Non solo l’ampliamento della cooperative compliance con il fisco alle aziende con fatturato di almeno 750 milioni, destinati a scendere fino a 100 nel 2028. Nel sesto decreto attuativo della delega fiscale del governo Meloni, che potenzia a partire dal 2024 il regime di adempimento collaborativo oggi riservato ai big, spunta anche un “regime opzionale” per i contribuenti privi dei requisiti richiesti per aderire a questi accordi preventivi con le Entrate. Nei fatti, dunque, l’istituto sarà aperto anche alle piccole e medie imprese che adottano volontariamente un sistema di rilevazione e controllo dei rischi fiscali, le quali in cambio otterranno la non punibilità per il reato di dichiarazione infedele e la riduzione a un terzo delle sanzioni amministrative a cui si applicherà anche un tetto massimo pari al minimo edittale.

Lo schema di provvedimento non fissa alcun criterio particolare per esercitare l’opzione. Si limita a stabilire che “i contribuenti che non possiedono i requisiti per aderire al regime di adempimento collaborativo di cui all’articolo 7 possono optare per l’adozione di un sistema di rilevazione, misurazione, gestione e controllo del rischio fiscale, in base a quanto previsto dall’articolo 4, dandone apposita comunicazione all’Agenzia delle entrate”. Solo una comunicazione, dunque. In attesa che un futuro decreto del Mef stabilisca i nuovi impegni reciproci di amministrazione finanziaria e imprese aderenti, sembra venir meno in questi casi il presidio ex post svolto oggi dal fisco sulla “ragionevolezza e proporzionalità” del sistema di controllo dei rischi messo in campo dalle aziende.

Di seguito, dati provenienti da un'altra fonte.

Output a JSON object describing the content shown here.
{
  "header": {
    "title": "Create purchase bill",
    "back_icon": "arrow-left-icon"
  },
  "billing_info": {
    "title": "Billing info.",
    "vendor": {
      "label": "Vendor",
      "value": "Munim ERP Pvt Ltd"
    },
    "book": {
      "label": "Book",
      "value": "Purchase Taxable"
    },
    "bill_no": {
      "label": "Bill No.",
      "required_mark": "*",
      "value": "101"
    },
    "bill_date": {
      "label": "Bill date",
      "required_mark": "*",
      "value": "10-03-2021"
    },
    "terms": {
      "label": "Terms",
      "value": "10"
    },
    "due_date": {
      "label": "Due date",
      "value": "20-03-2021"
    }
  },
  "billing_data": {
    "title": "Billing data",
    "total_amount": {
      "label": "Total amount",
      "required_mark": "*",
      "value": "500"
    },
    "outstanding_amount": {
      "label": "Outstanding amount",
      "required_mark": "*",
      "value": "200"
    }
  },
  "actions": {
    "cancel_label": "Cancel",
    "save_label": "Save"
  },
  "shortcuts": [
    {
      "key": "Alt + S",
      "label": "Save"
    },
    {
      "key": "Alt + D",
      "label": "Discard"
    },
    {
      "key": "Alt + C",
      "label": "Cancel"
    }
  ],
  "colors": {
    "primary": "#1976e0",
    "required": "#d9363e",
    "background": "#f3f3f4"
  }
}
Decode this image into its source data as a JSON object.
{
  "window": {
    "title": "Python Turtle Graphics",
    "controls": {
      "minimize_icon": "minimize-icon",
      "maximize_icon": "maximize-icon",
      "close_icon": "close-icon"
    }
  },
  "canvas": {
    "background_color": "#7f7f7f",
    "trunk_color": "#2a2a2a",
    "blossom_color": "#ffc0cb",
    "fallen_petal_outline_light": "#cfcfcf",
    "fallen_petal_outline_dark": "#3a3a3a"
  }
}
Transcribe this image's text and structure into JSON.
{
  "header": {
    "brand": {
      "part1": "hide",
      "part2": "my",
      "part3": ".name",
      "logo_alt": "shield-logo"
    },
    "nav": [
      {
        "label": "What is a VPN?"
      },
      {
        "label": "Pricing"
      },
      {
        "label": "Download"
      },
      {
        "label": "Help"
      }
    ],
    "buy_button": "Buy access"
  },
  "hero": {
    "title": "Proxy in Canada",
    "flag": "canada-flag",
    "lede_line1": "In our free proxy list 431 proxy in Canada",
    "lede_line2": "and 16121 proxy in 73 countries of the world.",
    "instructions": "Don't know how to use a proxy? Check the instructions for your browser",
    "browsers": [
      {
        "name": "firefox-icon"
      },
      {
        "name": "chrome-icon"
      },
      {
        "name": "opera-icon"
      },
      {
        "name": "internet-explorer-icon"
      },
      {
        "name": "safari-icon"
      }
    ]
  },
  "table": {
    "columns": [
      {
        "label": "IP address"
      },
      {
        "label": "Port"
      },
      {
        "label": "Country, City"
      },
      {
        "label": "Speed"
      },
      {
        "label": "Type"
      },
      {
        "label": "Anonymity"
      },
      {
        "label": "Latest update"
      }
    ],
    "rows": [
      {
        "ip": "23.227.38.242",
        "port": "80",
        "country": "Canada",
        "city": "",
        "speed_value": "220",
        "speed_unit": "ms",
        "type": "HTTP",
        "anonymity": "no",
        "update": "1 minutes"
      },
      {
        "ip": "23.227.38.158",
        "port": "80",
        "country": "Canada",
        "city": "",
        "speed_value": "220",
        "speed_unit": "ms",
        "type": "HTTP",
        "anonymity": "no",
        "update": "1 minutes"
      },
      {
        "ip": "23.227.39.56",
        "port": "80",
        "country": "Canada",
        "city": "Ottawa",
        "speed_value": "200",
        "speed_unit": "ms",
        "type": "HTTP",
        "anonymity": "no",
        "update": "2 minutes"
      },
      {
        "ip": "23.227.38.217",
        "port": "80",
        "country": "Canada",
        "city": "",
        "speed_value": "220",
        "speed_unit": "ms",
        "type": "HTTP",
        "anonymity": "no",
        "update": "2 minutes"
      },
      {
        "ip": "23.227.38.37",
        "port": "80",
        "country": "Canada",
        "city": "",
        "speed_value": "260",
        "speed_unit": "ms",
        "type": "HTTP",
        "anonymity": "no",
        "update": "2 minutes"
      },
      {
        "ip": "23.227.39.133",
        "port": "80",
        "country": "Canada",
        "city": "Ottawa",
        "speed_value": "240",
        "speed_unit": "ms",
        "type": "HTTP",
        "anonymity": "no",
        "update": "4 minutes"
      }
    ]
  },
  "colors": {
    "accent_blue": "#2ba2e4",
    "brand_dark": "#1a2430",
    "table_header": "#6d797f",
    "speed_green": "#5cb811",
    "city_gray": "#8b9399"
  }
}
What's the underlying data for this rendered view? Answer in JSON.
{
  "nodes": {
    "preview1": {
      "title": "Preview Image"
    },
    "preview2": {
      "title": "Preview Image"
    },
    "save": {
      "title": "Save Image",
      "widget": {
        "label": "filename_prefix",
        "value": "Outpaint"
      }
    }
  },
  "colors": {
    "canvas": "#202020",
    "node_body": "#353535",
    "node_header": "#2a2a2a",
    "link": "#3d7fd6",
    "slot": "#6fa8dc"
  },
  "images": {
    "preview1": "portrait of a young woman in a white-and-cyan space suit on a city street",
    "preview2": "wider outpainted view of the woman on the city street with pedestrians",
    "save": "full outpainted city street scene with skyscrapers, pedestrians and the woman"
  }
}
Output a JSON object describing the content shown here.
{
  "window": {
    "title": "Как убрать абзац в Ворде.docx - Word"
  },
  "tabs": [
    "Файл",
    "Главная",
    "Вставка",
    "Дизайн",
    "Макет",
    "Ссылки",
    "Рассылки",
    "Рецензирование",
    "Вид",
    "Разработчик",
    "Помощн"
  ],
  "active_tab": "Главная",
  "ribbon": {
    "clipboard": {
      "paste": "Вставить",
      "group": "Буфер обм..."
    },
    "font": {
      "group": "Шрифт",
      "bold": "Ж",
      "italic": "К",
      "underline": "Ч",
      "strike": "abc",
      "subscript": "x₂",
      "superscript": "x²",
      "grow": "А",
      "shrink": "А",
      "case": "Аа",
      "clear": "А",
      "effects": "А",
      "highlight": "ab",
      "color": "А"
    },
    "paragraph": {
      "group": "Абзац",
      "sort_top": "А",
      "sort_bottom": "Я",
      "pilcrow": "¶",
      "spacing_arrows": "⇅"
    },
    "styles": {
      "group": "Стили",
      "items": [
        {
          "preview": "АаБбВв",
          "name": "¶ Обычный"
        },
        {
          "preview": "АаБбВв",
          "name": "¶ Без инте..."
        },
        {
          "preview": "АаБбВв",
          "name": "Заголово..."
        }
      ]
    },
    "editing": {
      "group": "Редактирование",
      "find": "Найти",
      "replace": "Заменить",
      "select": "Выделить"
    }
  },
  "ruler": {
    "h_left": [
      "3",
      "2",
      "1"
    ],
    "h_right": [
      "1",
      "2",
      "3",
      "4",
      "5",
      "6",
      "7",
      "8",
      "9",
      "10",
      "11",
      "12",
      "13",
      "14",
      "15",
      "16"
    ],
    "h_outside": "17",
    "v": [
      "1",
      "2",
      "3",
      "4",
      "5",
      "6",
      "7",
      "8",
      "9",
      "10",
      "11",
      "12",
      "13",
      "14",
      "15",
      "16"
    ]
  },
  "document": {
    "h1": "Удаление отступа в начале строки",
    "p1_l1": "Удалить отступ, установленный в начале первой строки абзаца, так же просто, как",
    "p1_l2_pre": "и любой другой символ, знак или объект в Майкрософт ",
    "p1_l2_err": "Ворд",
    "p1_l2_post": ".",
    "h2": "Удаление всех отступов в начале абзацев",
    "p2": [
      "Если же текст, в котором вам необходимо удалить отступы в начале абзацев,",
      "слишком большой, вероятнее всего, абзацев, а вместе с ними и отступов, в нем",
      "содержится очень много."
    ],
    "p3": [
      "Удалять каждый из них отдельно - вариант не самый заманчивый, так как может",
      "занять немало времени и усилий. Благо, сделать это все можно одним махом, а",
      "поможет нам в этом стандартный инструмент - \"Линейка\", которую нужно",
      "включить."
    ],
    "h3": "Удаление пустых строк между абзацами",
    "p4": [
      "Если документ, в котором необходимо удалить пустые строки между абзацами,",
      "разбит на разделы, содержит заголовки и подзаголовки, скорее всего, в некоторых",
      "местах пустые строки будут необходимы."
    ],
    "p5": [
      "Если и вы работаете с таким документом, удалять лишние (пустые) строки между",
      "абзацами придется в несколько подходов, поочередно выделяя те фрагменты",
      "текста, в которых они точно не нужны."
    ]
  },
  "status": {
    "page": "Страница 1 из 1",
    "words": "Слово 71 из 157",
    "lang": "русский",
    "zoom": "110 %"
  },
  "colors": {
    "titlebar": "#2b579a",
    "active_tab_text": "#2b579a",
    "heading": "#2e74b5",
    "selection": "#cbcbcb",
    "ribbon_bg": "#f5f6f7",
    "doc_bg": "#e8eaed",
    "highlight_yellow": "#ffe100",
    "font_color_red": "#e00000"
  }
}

L’unico paletto, contenuto all’articolo 4, consiste nel fatto che il sistema di gestione del rischio fiscale dovrà essere certificato da professionisti indipendenti che ne attesteranno l’aderenza alle linee guida stabilite dalle Entrate. “A prima vista, l’impressione è che la funzione di controllo dell’adeguatezza delle misure adottate dal contribuente venga appaltata a professionisti privati“, commenta Alessandro Santoro, docente di Scienza delle finanze all’università Bicocca e presidente della Commissione che scrive la Relazione sull’economia non osservata e l’evasione. “Bisognerà ora capire quali soggetti potranno aderire, se ci sono dei requisiti impliciti e che ruolo avrà l’Agenzia delle Entrate”.

Di sicuro la novità piacerà agli studi di commercialisti e avvocati, per i quali si spalancano le porte di un notevole business. Le pmi infatti saranno incentivate a pagare la certificazione del “Tax control framework” per ottenere i benefici connessi al regime opzionale. E in particolare la causa di non punibilità per dichiarazione infedele (relativa ai soli ricavi) nel caso emerga una violazione delle norme tributarie ma l’azienda abbia preventivamente informato l’Agenzia di aver ravvisato rischi fiscali nella propria condotta. Un trattamento di favore uguale a quello che viene introdotto ex novo per le grandi imprese dotate dei requisiti per l’adesione alla “normale” cooperative compliance.

Di per sé l’adempimento collaborativo per migliorare i rapporti con i grandi contribuenti e prevenire le violazioni fiscali è previsto e raccomandato a livello Ocse e adottato in molti Paesi, dalla Danimarca agli Usa. L’Italia l’ha disciplinato nel 2015 e al momento ne usufruiscono meno di 100 gruppi, da Barilla a Unicredit passando per Ferrero e Intesa. Ma con l’introduzione del regime opzionale si andrebbe ben oltre. Meno controverso l’ulteriore vantaggio offerto dal decreto a chi aderisce all’adempimento collaborativo standard: lo “scudo“, in quei casi, si applicherà anche alle condotte risalenti agli anni precedenti. Basterà comunicare i relativi rischi fiscali “in modo esauriente” prima di essere raggiunti da accessi, ispezioni, verifiche o accertamenti e indagini per godere di un dimezzamento delle sanzioni, che anche in questo caso si fermeranno comunque al minimo edittale.